# Components:
→ Choux Pastry
01 - 1/2 cup water
02 - 1/4 cup unsalted butter, cubed
03 - 1/4 teaspoon salt
04 - 1/2 cup all-purpose flour
05 - 2 large eggs
→ Pastry Cream
06 - 1 cup whole milk
07 - 1/4 cup granulated sugar
08 - 2 large egg yolks
09 - 1 1/2 tablespoons cornstarch
10 - 1/2 teaspoon vanilla extract
11 - 1 1/2 tablespoons unsalted butter
→ Decoration
12 - Powdered sugar, for dusting
# Directions:
01 - Preheat oven to 400°F. Line baking sheet with parchment paper. In a saucepan, combine water, butter, and salt; bring to boil over medium heat. Remove from heat and add flour all at once; stir vigorously until dough forms and pulls away from sides. Return to low heat and stir 1-2 minutes to dry dough. Transfer to bowl and cool 2 minutes. Beat in eggs one at a time until smooth and glossy. Pipe 12 oval bodies (3 inches long) using large round tip and 12 S-shaped necks (2 inches long) using small round tip on parchment. Bake bodies 25-28 minutes until golden and puffed. Bake necks 12-15 minutes until set and lightly golden. Cool completely.
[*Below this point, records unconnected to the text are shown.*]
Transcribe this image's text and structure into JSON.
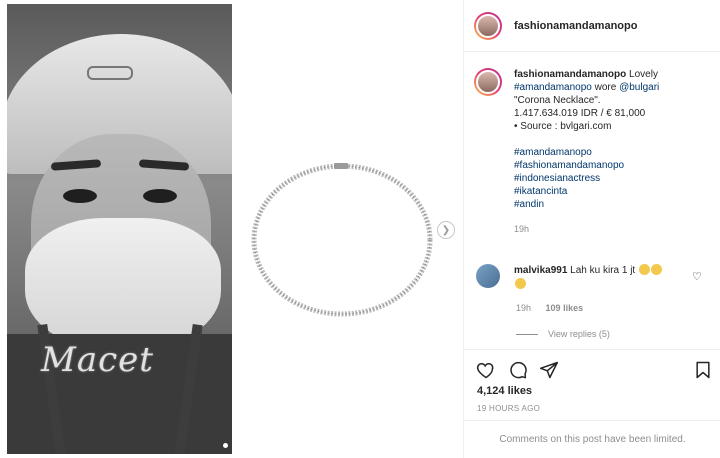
{
  "post": {
    "username": "fashionamandamanopo",
    "caption": {
      "username": "fashionamandamanopo",
      "intro": "Lovely",
      "tag1": "#amandamanopo",
      "wore": "wore",
      "mention": "@bulgari",
      "title": "\"Corona Necklace\".",
      "price": "1.417.634.019 IDR / € 81,000",
      "source": "• Source : bvlgari.com",
      "hashtags": [
        "#amandamanopo",
        "#fashionamandamanopo",
        "#indonesianactress",
        "#ikatancinta",
        "#andin"
      ],
      "time": "19h"
    },
    "comment": {
      "username": "malvika991",
      "text": "Lah ku kira 1 jt",
      "time": "19h",
      "likes": "109 likes",
      "view_replies": "View replies (5)"
    },
    "likes": "4,124 likes",
    "posted_ago": "19 HOURS AGO",
    "comments_disabled": "Comments on this post have been limited.",
    "photo_sticker": "Macet"
  },
  "icons": {
    "like": "heart-icon",
    "comment": "comment-icon",
    "share": "share-icon",
    "save": "bookmark-icon",
    "next": "chevron-right-icon"
  },
  "colors": {
    "link": "#00376b",
    "muted": "#8e8e8e",
    "text": "#262626",
    "border": "#efefef"
  }
}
02 - Heat milk in saucepan until just simmering. Whisk sugar, egg yolks, and cornstarch in bowl until pale. Gradually add hot milk to yolk mixture, whisking constantly. Return mixture to saucepan and cook over medium heat, whisking until thickened (2-3 minutes). Remove from heat and whisk in vanilla and butter. Transfer to bowl, cover surface with plastic wrap, and chill until cool.
03 - Slice choux bodies horizontally; cut top half in two lengthwise to form wings. Pipe or spoon pastry cream onto bottom halves. Insert necks vertically at one end and arrange wings on either side. Repeat for all swans.
04 - Dust assembled swans lightly with powdered sugar before serving.